EVİN İLYASOĞLU
Allegro
Benim çocukluğum Boğaz kıyısındaki Arnavutköy’de geçti. Yaz gecelerinde karşı kıyının, Çengelköy’ün ormanlık alanından bülbül sesi gelirdi. Tabii o zamanlar ne böylesine kara trafiği ne de turist motorlarının müziği vardı. Geçen hafta gazetelerde bir haber çıktı: “Bülbülün Notalarını Çözecekler” başlığını taşıyordu. İstanbul Üniversitesi Devlet Konservatuvarı Müzikoloji Bölümü “Doğadaki kuş seslerinin armonisi” başlıklı bir çalışma yapıyormuş. Özellikle de bülbül üstünde durulacakmış. Kameraları ve kayıt cihazlarını alıp bülbüllerin sık bulunduğu uzak alanları pilot bölge seçmişler: Bursa, Kocaeli, İğneada gibi. Projeyi Doçent Seyit Yöre yönetiyor. Çalışmada bir de biyolog var: Mehveş Mertcan. Doğadaki tüm kuşların sesini kayıt altına alıp arasından bülbül seslerini ayıklayacaklar. Öncelikle bu araştırmacıları kutlarım. Son derece itina isteyen çok özverili bir çalışma. Bizim edebiyatımızda da çok önemli yeri olan bülbül şakımaları, projeye daha duyarlı bir boyut katacak. Sonunda yazacakları kitabın önsözüne belki divan edebiyatından bülbül dizeleri de alırlar.

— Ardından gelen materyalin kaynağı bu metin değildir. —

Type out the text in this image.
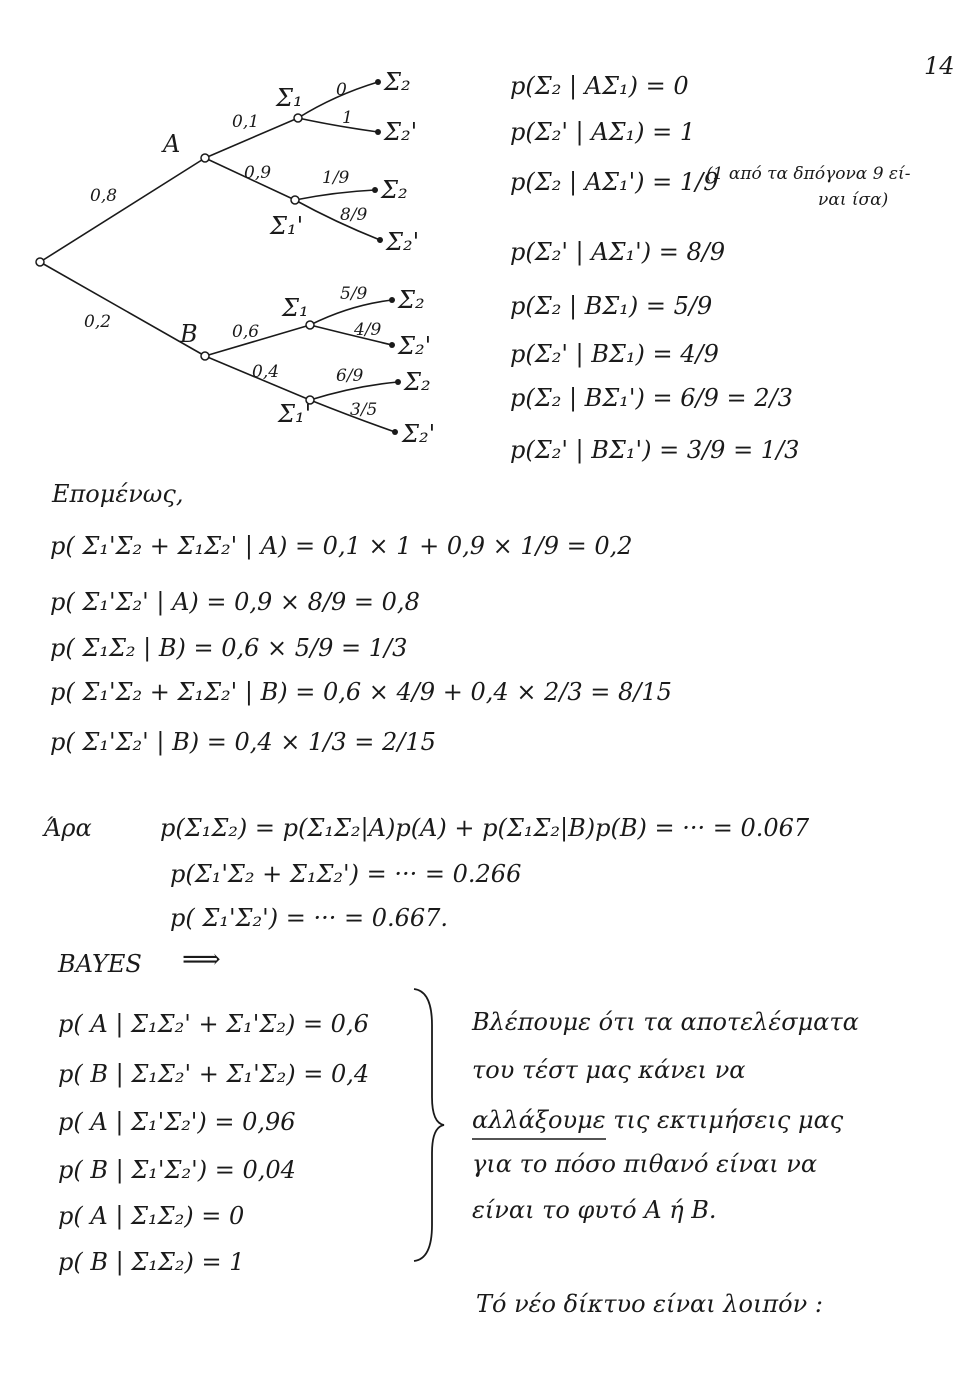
A
B
0,8
0,2
0,1
0,9
Σ₁
Σ₁'
0
1
1/9
8/9
0,6
0,4
Σ₁
Σ₁'
5/9
4/9
6/9
3/5
Σ₂
Σ₂'
Σ₂
Σ₂'
Σ₂
Σ₂'
Σ₂
Σ₂'
14
p(Σ₂ | AΣ₁) = 0
p(Σ₂' | AΣ₁) = 1
p(Σ₂ | AΣ₁') = 1/9
(1 από τα δπόγονα 9 εί-
ναι ίσα)
p(Σ₂' | AΣ₁') = 8/9
p(Σ₂ | BΣ₁) = 5/9
p(Σ₂' | BΣ₁) = 4/9
p(Σ₂ | BΣ₁') = 6/9 = 2/3
p(Σ₂' | BΣ₁') = 3/9 = 1/3
Επομένως,
p( Σ₁'Σ₂ + Σ₁Σ₂' | A) = 0,1 × 1 + 0,9 × 1/9 = 0,2
p( Σ₁'Σ₂' | A) = 0,9 × 8/9 = 0,8
p( Σ₁Σ₂ | B) = 0,6 × 5/9 = 1/3
p( Σ₁'Σ₂ + Σ₁Σ₂' | B) = 0,6 × 4/9 + 0,4 × 2/3 = 8/15
p( Σ₁'Σ₂' | B) = 0,4 × 1/3 = 2/15
Άρα	p(Σ₁Σ₂) = p(Σ₁Σ₂|A)p(A) + p(Σ₁Σ₂|B)p(B) = ··· = 0.067
p(Σ₁'Σ₂ + Σ₁Σ₂') = ··· = 0.266
p( Σ₁'Σ₂') = ··· = 0.667.
BAYES ⟹
p( A | Σ₁Σ₂' + Σ₁'Σ₂) = 0,6
p( B | Σ₁Σ₂' + Σ₁'Σ₂) = 0,4
p( A | Σ₁'Σ₂') = 0,96
p( B | Σ₁'Σ₂') = 0,04
p( A | Σ₁Σ₂) = 0
p( B | Σ₁Σ₂) = 1
Βλέπουμε ότι τα αποτελέσματα
του τέστ μας κάνει να
αλλάξουμε τις εκτιμήσεις μας
για το πόσο πιθανό είναι να
είναι το φυτό A ή B.
Τό νέο δίκτυο είναι λοιπόν :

Bu çalışma bana Fransız besteci Olivier Messiaen’in kuşlar üstüne yaptığı araştırmalar sonucu yazdığı piyano solo, orkestra veya oda müziği eserlerini hatırlattı: Kuşlar Kataloğu (1958), Egzotik Kuşlar (1956) Kara Kuş (flüt ve piyano için 1952). Olivier Messiaen (1908-1992), 20. yüzyılı önceki çağların bir birikimi olarak kabul eder. Antikçağ’dan başlayıp tüm müzik tarihini derinlemesine incelemiştir. Aynı zamanda dünya coğrafyasını da tarayıp değişik kültürlerden etkilenmiş, örneğin Uzakdoğu’nun ritimlerini müziğine katarak, kendi özgün biçemini yaratmıştır. Paris’teki St.Trinité Kilisesi’nde tam 61 yıl org çalmıştır. Yetiştirdiği öğrenciler arasında Boulez, Xenakis, Stockhausen, Nono gibi çağın ünlü isimleri vardır. Kuşların şakımalarını derinden inceleyen besteci, kendini bir bakıma “kuşbilimci” olarak da kabul eder. 1950’lerden başlayarak eserlerinin ses rengine parlaklık katmak ve ritim öğesine yön vermek için kuş seslerini kullanır. Paris çevresindeki ormanlarda günlerce, 24 saat kuşları dinleyip seslerini notaya aktarır. 1960’lardan sonra kuş seslerini artık bloklar halinde, salkım notaların heterefonik dokusunda işler. Bundan sonra, müziği ileriye akan, devingen bir yapı değil, statik bir sanat dalı olarak kabul eder. Kuş şakımasında sesin yol alması, kuşun şarkı söylemesi, söz konusu değildir; anafikir gelişime uğramaz, aynı düzlemde süslenerek çoğalır. Messiaen aynı kuşun aynı ortamda aynı şekilde şakıdığını da kanıtlamış, sayfalarca nota defteri tutmuştur.